Trans son and Christian son
Son A (26) became born again a few years ago and has been growing more and more rigid. We do not have a religious family. I have church trauma and won’t go back.
Son B (23) came out as trans 2 years ago.
Son A has been away overseas for a year on a mission trip and is now home for a month before he goes back. Before he left, Son B asked him to use his name and not his dead name, and to use the proper pronouns. Son A said he wouldn’t ever introduce Son B as his brother because “that would be lying”. Son B is devastated his brother feels this way, of course.
They have had no contact for a year. In planning his trip home Son A has been asking to communicate with Son B, and asked to have dinner together. Son B refused because he said he needs an apology first and an agreement Son B will respect him.
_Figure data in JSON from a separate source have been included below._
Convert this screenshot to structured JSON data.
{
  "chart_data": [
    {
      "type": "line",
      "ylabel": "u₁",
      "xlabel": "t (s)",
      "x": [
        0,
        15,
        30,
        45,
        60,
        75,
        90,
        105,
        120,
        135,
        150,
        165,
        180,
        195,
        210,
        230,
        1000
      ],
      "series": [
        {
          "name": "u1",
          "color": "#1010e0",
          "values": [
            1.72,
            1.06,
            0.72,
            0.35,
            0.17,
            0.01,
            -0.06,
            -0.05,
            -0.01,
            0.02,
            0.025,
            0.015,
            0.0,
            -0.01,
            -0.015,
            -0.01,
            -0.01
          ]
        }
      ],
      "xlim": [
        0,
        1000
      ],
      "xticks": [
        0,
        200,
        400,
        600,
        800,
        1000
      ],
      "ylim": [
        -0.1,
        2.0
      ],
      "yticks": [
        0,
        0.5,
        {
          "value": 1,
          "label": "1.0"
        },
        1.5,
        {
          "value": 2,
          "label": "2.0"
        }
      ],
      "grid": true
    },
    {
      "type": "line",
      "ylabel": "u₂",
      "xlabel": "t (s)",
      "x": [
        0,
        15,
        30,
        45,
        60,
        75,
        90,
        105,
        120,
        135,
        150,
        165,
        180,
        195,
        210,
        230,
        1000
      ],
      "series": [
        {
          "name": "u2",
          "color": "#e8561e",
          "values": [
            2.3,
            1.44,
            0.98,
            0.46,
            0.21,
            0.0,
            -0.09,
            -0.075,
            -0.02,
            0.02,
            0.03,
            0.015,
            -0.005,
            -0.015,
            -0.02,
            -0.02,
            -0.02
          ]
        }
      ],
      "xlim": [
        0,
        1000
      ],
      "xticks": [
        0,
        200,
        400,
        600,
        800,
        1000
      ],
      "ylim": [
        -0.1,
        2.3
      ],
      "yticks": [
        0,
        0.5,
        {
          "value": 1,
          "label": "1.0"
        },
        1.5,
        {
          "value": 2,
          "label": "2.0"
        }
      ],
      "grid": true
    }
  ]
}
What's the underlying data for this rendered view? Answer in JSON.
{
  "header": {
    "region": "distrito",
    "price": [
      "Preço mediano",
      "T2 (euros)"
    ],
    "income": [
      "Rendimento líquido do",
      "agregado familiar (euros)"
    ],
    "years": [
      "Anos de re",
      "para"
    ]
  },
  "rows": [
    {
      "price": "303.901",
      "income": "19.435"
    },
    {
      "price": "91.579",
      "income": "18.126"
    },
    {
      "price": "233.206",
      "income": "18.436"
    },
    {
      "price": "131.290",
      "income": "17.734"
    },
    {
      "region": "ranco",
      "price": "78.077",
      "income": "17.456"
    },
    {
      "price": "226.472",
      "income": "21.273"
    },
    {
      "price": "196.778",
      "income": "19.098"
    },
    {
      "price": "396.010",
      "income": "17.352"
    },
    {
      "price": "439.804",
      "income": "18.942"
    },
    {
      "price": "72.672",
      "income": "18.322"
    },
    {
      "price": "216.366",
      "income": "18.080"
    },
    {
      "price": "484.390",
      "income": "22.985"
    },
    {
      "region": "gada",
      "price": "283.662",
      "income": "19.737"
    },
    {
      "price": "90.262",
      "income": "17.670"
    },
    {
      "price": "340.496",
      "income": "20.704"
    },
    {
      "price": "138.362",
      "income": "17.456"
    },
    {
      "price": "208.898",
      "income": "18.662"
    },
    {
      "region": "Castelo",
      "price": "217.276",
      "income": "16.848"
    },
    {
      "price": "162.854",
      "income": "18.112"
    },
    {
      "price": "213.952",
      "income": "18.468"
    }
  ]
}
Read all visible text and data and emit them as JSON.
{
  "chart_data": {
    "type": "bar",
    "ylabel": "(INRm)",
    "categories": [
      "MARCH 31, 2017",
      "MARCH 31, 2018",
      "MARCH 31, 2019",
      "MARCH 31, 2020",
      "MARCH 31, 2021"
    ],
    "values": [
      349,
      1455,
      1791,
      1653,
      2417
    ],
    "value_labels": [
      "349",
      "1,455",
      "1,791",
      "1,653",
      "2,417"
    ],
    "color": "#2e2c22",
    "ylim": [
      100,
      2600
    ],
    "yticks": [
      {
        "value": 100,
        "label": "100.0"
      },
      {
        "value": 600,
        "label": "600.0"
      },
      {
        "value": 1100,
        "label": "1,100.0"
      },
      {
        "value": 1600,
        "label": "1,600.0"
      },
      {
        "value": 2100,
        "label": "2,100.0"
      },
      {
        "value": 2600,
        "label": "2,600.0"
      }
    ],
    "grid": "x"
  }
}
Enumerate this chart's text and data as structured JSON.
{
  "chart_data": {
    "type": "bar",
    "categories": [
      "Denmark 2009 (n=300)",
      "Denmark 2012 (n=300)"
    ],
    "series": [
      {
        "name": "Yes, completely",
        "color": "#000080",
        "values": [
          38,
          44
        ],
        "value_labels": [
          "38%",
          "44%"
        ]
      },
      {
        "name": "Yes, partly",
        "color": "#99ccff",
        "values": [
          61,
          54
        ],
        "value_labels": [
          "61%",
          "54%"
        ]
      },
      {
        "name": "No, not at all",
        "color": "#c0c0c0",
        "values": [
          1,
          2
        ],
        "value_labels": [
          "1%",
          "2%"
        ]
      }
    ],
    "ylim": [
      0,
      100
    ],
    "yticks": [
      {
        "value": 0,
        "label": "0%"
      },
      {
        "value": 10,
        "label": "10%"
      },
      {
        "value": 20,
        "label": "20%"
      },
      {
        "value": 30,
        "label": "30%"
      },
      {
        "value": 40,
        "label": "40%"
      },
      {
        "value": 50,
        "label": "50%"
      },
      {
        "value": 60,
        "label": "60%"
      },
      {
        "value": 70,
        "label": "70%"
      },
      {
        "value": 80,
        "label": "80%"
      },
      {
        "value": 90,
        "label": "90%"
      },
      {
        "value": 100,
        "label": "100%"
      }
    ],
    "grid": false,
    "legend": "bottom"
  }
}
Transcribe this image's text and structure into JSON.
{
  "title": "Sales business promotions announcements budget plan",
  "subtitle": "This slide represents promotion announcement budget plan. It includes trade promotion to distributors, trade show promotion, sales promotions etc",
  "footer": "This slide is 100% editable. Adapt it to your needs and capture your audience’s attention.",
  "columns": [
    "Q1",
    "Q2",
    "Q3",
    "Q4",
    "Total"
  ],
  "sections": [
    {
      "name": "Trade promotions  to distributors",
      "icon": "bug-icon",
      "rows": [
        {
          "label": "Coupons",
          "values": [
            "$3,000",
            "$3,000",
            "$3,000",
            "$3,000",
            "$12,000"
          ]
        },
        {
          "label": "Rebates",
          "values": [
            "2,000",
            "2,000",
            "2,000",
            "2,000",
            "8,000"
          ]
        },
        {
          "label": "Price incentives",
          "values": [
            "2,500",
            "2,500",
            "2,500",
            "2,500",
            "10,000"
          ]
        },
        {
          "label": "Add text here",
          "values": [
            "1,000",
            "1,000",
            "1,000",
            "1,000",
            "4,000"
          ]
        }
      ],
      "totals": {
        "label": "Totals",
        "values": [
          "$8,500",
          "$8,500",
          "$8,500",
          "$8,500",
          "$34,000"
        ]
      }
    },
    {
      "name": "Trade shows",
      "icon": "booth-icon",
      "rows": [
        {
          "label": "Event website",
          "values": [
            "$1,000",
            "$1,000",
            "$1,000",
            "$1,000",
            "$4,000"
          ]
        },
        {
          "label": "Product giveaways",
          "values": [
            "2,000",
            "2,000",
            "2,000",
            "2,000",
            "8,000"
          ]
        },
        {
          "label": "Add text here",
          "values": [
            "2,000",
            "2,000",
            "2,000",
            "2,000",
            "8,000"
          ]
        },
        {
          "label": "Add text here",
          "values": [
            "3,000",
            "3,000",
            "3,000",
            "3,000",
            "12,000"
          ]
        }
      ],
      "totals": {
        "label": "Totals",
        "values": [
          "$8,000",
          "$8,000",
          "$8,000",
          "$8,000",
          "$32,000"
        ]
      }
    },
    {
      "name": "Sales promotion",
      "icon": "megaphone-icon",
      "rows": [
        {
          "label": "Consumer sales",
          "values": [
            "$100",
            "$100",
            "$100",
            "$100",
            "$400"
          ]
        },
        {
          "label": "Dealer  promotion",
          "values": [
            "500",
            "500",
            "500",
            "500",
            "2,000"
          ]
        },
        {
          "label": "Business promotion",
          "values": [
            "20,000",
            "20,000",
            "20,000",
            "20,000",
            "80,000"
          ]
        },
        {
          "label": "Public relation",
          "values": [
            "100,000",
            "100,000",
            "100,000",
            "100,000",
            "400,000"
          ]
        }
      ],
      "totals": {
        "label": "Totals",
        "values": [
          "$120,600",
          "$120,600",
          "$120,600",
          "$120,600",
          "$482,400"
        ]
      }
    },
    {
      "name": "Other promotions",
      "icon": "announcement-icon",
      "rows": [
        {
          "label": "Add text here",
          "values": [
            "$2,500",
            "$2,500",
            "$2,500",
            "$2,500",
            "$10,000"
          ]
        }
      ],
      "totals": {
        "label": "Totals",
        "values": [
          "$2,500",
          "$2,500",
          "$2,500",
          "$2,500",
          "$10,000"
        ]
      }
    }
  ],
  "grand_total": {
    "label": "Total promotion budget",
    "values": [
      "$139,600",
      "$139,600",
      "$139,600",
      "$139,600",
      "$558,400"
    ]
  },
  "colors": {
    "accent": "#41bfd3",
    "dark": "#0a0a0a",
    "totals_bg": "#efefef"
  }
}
These messages have all gone through me and it’s awful. Today I told them to talk to each other and not me as a messenger.
I am so torn up that Son A has become this way because it’s not how we raised him at all. I can’t handle that he would choose religion over his own family.
Son A has a new fiancé and she is here visiting. We’ve never met her before; they met on the mission. He wants us all to be together but no one is interested in group things because it’s so tense and awful. There are two other siblings who are both lesbian. I am protecting Son B and his privacy in our home. He lives with me and his partner is here for the summer.
Can anyone offer advice of how to parent honestly, fairly, and sanely in this situation? They’re adults, but they’re young and they look to me for guidance and support.
Their dad and I are divorced and 3/4 have no relationship with him.
Thank you for reading this far and sorry it’s so long.